At dinner, both Inthawut and Sasiwimol sit in silence, neither one of them touching their food. Wang tries to lighten the mood with conversation, but nothing is helping. He knows his mother, with her conservative background may be willing to tolerate his sexuality, but she will never be able to accept it (and said as much to In earlier in the episode). It’s a conversation I’ve had about members of my own family multiple times and one of the things I love about Sukee’s script is how honestly it’s portrays the relationship between an LGBTQ+ child and a conservative parent. 

I should know, I’ve had that relationship.

While I do side with Wang, Sasiwimol does make compelling arguments that I’ve only come to appreciate as an adult. She wants her son to be happy, but she also wants to make sure that what he’s feeling is real and not a product of the circumstances that have led him to this point in his life. While Wang may not realize it, she does love him, all of him – she’s just not exactly the best at showing him that in a way he can honestly comprehend. So, he misinterprets everything. 

Again I’ve had that relationship. 

Pond Ponlawit and Mam McIntosh as Wang and Sasiwimol

Having interviewed Sukee, I was able to get some insight into his writing and the development of the characters and the archetypes they represent, and as a theatrical arts major, I have an appreciation for this series on many levels. But, it’s the raw emotion of it that’s so captivating. 

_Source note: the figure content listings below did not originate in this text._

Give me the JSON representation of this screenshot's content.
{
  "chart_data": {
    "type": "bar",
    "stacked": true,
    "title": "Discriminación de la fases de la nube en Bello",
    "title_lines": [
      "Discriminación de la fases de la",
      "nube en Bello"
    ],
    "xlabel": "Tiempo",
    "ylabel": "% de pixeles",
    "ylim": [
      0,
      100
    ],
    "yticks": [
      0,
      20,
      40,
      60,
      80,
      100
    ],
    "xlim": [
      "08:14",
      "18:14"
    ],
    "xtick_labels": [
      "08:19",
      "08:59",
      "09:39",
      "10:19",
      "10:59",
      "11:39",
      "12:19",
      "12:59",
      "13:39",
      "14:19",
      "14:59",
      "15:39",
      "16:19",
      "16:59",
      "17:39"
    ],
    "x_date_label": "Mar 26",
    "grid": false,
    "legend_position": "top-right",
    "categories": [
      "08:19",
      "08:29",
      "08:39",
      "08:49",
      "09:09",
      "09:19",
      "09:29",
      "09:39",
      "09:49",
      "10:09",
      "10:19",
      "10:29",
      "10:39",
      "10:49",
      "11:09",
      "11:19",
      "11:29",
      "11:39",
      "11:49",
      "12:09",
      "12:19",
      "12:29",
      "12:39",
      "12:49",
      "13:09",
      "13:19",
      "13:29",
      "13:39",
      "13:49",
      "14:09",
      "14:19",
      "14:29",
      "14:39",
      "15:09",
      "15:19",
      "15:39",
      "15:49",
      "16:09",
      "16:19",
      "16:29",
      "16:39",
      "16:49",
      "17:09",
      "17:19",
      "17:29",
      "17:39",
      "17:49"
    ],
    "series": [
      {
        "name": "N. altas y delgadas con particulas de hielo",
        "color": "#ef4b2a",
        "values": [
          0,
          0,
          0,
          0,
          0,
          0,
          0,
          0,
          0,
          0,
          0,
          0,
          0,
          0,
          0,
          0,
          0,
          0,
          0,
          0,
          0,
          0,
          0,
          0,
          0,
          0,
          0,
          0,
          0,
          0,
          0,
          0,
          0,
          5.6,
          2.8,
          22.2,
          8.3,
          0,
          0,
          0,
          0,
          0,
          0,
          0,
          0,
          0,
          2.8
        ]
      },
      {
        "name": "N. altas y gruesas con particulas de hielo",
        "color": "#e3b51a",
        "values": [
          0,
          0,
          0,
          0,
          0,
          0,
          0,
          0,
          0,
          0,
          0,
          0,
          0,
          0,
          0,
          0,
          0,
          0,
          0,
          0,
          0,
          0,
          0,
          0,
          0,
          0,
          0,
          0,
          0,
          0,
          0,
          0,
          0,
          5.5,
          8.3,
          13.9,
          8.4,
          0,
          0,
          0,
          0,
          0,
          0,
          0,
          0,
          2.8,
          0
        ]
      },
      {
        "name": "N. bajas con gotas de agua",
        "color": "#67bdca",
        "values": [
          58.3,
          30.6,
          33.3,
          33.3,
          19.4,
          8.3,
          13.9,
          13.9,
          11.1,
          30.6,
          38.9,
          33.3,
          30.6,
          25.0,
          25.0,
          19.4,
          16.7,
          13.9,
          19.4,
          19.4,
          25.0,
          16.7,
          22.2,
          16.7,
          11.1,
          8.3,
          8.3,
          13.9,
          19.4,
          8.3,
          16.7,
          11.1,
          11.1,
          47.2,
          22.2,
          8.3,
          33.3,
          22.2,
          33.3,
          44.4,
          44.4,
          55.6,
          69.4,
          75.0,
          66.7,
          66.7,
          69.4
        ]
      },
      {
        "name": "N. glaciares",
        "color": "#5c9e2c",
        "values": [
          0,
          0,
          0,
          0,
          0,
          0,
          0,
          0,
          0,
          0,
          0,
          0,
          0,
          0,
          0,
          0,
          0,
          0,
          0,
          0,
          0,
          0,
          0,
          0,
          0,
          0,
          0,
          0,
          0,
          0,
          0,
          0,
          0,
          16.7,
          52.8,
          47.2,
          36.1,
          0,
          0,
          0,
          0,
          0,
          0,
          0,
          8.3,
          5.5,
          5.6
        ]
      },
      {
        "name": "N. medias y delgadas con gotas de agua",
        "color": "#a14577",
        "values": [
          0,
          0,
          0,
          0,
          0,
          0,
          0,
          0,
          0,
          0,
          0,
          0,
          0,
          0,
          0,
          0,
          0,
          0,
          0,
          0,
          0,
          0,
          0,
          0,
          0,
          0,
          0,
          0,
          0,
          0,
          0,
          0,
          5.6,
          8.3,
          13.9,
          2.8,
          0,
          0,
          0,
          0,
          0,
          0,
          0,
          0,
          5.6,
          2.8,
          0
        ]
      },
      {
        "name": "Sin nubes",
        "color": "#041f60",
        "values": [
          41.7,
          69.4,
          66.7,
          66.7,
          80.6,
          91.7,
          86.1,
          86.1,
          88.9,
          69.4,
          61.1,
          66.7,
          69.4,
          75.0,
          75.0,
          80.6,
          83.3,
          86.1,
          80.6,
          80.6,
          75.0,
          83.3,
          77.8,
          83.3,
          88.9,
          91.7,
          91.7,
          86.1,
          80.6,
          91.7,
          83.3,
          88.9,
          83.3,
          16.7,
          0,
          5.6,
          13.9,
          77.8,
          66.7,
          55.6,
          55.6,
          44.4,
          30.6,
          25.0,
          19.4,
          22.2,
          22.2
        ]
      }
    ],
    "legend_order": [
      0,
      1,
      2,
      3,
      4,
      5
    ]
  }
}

Mam McIntosh who plays Sasiwimol is one of the most fascinating characters for me. It’s through her that I’ve come to understand the thought process (and the emotional rollercoaster) my own parent went through. 

It’s been almost cathartic.  

Wang, In (Nike Nitidon), and Sasiwimol

In seven episodes of television (presented in a language I am not a native speaker of)  Sukee has helped me realize that when it comes to the emotional trauma faced by LGBTQ+ youth when someone you expect to love you unconditionally, has conditions – I am not alone. He’s validated my feelings towards my own parents and has helped me to understand theirs. It’s an incredible piece that should not be missed. 

For the audience outside of Thailand 180 Degrees Longitude Between Us can be viewed on the GagaOOLala platform.